6. The Barclays Center opens in Brooklyn

Even before breaking ground, the SHoP Architects-designed (and Jay-Z-endorsed) stadium for the Brooklyn Nets ruffled more than a few feathers when developers muscled their way onto the downtown Brooklyn site and inspired a muckraking full-length documentary. When construction was completed this year, many considered its otherworldly, weathered-steel facade an abomination. The stadium presented a particular challenge for architecture critics, who struggled to ignore the welter of tendentious comments and evaluate the building as isolated entity, dramatic urban intervention, and controversial political gesture, all at once.

7. The potential demolition of Bertrand Goldberg's Prentice Women's Hospital rouses debate

If there’s one thing a gaggle of Pritzker Prize winners can agree on, it’s that the 1975 Prentice Women’s Hospital should be landmarked and preserved. Designed by Bertrand Goldberg, the clover-shaped steel-and-concrete mass is a pioneering work of Brutalism, the first design to derive its form from a computer-generated model. To its current proprietors at Northwestern University, however, the building is more a hindrance to growth than a relic of innovation. When the university began deliberating the fate of the building, a slew of Pritzker-wielding architects petitioned Chicago mayor Rahm Emanuel for Prentice’s landmark designation, while others drafted proposals for its adaptive reuse. In the end, the mayor sided with demolition, but preservation efforts have continued undeterred.

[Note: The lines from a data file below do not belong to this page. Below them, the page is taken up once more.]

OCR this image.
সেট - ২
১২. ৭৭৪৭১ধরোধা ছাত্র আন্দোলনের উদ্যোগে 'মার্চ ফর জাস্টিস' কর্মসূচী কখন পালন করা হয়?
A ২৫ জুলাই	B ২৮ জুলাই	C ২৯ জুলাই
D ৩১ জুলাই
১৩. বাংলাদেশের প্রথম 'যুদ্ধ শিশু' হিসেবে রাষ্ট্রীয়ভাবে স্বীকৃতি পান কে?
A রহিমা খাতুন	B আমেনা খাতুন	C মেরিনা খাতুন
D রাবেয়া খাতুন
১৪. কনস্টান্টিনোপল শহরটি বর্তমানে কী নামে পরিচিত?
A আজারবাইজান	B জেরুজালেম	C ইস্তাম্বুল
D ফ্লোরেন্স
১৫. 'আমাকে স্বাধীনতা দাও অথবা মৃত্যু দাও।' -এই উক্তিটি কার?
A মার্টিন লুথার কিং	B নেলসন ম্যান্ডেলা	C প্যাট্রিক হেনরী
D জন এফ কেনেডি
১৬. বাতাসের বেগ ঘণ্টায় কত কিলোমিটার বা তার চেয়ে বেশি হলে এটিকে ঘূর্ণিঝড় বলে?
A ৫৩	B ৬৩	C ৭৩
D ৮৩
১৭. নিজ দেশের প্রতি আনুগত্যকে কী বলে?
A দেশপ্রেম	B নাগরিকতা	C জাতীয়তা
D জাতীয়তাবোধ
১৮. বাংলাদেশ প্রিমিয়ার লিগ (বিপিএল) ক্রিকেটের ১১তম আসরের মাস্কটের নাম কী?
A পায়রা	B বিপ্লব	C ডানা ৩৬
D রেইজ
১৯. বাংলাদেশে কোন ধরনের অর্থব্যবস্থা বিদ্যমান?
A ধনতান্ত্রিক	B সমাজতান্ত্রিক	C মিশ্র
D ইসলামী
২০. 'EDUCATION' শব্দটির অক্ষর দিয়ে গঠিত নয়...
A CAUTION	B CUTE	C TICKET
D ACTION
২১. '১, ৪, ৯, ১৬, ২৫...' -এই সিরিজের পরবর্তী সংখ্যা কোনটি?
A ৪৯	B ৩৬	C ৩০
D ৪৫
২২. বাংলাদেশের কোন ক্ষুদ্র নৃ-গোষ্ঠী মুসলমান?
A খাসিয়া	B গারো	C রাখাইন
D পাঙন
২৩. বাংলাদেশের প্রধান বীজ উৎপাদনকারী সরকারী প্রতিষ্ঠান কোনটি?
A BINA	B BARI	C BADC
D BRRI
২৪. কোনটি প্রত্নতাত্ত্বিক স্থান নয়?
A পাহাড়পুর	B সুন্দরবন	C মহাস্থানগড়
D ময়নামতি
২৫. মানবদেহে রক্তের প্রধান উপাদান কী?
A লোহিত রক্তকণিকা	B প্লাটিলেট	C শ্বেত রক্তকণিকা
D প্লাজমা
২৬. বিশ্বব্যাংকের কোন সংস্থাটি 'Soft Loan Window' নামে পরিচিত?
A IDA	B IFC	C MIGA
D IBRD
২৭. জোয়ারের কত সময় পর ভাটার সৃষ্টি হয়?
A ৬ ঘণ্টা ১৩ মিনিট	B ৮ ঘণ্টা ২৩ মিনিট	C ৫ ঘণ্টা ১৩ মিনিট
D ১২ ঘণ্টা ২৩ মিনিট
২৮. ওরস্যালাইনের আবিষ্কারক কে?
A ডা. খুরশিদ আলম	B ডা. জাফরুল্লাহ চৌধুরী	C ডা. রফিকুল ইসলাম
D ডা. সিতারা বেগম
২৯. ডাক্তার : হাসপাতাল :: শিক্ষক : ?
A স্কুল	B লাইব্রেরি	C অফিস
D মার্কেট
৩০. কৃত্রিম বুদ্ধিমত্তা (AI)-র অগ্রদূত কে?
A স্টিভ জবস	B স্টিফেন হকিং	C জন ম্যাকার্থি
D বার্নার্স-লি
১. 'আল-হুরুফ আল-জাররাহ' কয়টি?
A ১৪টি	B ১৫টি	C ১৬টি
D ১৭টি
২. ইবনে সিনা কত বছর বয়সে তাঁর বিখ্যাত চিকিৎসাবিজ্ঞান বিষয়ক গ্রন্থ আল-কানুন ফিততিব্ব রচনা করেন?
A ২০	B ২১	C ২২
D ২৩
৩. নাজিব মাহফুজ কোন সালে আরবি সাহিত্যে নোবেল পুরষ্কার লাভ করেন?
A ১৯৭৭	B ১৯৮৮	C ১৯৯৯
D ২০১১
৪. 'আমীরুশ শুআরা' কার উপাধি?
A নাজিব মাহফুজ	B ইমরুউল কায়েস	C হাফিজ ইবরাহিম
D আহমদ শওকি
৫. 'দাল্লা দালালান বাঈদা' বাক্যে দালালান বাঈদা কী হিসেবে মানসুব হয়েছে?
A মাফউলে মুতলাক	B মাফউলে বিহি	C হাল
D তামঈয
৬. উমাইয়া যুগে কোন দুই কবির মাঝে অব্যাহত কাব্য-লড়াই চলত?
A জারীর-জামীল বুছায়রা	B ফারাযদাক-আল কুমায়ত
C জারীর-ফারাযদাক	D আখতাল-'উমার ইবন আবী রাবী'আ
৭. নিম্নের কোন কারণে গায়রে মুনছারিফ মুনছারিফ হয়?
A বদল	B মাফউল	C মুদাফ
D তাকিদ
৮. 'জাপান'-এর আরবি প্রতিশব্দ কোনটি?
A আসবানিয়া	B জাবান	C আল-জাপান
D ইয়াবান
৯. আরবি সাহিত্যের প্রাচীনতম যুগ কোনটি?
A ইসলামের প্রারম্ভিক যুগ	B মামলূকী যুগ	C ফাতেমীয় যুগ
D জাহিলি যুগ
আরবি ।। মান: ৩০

8. Louis Kahn's FDR Four Freedoms Park opens

Almost 40 years after its conception, Louis Kahn’s Franklin D. Roosevelt Four Freedoms Park was completed posthumously this October, introducing a majestic new public space to New York City (on the southern tip of redeveloping Roosevelt Island) and receiving almost universal praise from critics. The plaudit for the memorial testifies to the timelessness of Kahn’s modernism and the determination of those who preserved his vision for decades and helped realize a monument faithful to its original design.

9. Lebbeus Woods dies at age 72

Visionary architect Lebbeus Woods passed away in late October at the age of 72. His untimely death prompted many in the field to pen poignant eulogies extoling Woods’s integrity and ingenuity as an architect. It also illuminated the importance of his work — largely composed of vivid dystopian illustrations — and the value of the two-dimensional drawing in contemporary architectural practice. A major exhibition of Woods’s work is being planned at the San Francisco Museum of Modern Art for this coming February.

10. Oscar Niemeyer dies at age 104

After a succession of minor hospitalizations, legendary Brazilian architect Oscar Niemeyer died just ten days before turning 105. His passing marked the end of a prolific career and, in a sense, finally closed a chapter in modernist architectural historiographies, one marked by soaring optimism and political zeal. Niemeyer’s death brought new attention to the architect’s curvaceous concrete structures — particularly his designs for the civic buildings of Brasilia — and renewed discussion on the aspirations, successes, and failures of late-20th-century modernism.